5. The expansion card according to claim 1, characterized in that the ground plane ( 32 ) is fixed to the bottom structure ( 22 ).

6. The expansion card according to claim 1, characterized in that the ground plane ( 31 ) arranged is the bottom structure ( 22 ) which is made of an electroconductive material.

7. The expansion card according to claim 1, characterized in that the ground plane ( 31 ) is arranged to be coupled electrically to a circuit board (B) placed inside the card (C) by means of at least one spring-like contact means (S 2 ).

8. The expansion card according to claim 1, characterized, in that the card (C) is equipped with a transceiver, coupled electrically to the antenna structure, for processing of signals, and an electric circuit connected therewith for transferring signals between said electronic device and the card (C), wherein the opposite end of said card part (C) is further equipped with connector means (P) for coupling said card (C) electrically to said expansion card interface.
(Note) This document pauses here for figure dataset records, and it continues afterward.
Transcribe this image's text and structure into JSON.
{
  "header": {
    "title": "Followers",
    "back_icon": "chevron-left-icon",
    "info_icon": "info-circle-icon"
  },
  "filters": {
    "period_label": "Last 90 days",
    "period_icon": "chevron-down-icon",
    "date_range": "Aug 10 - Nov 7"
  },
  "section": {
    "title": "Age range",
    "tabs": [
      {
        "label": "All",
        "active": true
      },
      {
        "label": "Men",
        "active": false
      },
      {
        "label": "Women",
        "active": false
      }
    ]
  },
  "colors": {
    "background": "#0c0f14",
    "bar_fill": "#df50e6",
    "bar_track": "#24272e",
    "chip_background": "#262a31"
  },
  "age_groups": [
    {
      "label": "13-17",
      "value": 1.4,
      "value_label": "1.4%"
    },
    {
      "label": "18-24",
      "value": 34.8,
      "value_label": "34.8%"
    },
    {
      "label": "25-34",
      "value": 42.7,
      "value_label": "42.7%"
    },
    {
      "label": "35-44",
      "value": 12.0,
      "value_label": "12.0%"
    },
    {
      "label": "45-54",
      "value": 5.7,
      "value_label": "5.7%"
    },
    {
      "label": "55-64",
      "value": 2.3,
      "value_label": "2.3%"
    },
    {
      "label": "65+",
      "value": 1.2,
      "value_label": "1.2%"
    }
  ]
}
9. The expansion card according to claim 1, characterized in that at least the card part ( 1 ) is formed to comply with the PCMCIA standard.

10. The expansion card according to claim 1, characterized in that the card comprises a circuit board, in which the antenna plane and ground plane are coupled electrically, and that the antenna structure extends to different sides of the circuit board in a manner that the antenna structure is at the same time mainly placed outside the circuit board, wherein the antenna plane and the ground plane are both connected to the circuit board by means of at least one spring-like contact means to facilitate the exchange or assembly of the antenna structure from or with the circuit board.

11. An antenna structure for an expansion card for wireless data transmission,

which card (C) comprises a card part ( 1 ) to be placed inside an expansion card interface of an electronic device, and

which antenna structure for receiving and transmitting of signals comprises at least one electroconductive, radiating antenna plane ( 31 ) and a ground plane ( 32 ) arranged parallel to the same, at a distance, as well as a dielectric ( 33 ) between said planes,

for improving the antenna properties, said antenna structure is arranged in a housing part ( 2 ) which is to be placed at the end of the card part ( 1 ) and which comprises a cover structure ( 21 ) and a bottom structure ( 22 ), for extending said antenna structure at least partly outside said interface, wherein the antenna plane ( 32 ) is arranged on the side of the cover structure ( 21 ), the ground plane ( 32 ) is arranged on the side of the bottom structure ( 22 ), and said dielectric is arranged a free clearance.

12. The antenna structure according to claim 11, characterized in that said ground plane ( 31 ) arranged is the bottom structure ( 22 ) of said housing part ( 2 ), made of an electroconductive material.

13. The antenna structure according to claim 11, characterized in that it is arranged in said housing part ( 2 ) which is arranged to be attached to said card part ( 1 ) in a detachable manner.

14. The antenna structure according to claim 11, characterized in that said housing part ( 2 ) is equipped with connector means ( 4 ) for coupling the antenna structure electrically to said card part ( 1 ).

15. A method for arranging an antenna structure in an expansion card for wireless data transmission, which card (C) comprises a card part ( 1 ) to be placed inside an expansion card interface of an electronic device, and which antenna structure for receiving and transmitting of signals comprises at least one electroconductive, radiating antenna plane ( 31 ) and a ground plane ( 32 ) arranged parallel to the same, at a distance, as well as a dielectric ( 33 ) between said planes, characterized in that for improving the antenna properties, said antenna structure is arranged in a housing part ( 2 ) which is connected to the end of the card part ( 1 ) and which comprises a cover structure ( 21 ) and a bottom structure ( 22 ), for extending said antenna structure at least partly outside said interface, wherein the antenna plane ( 32 ) is arranged on the side of the cover structure ( 21 ), the ground plane ( 32 ) is arranged on the side of the bottom structure ( 22 ), and said dielectric is arranged a free clearance.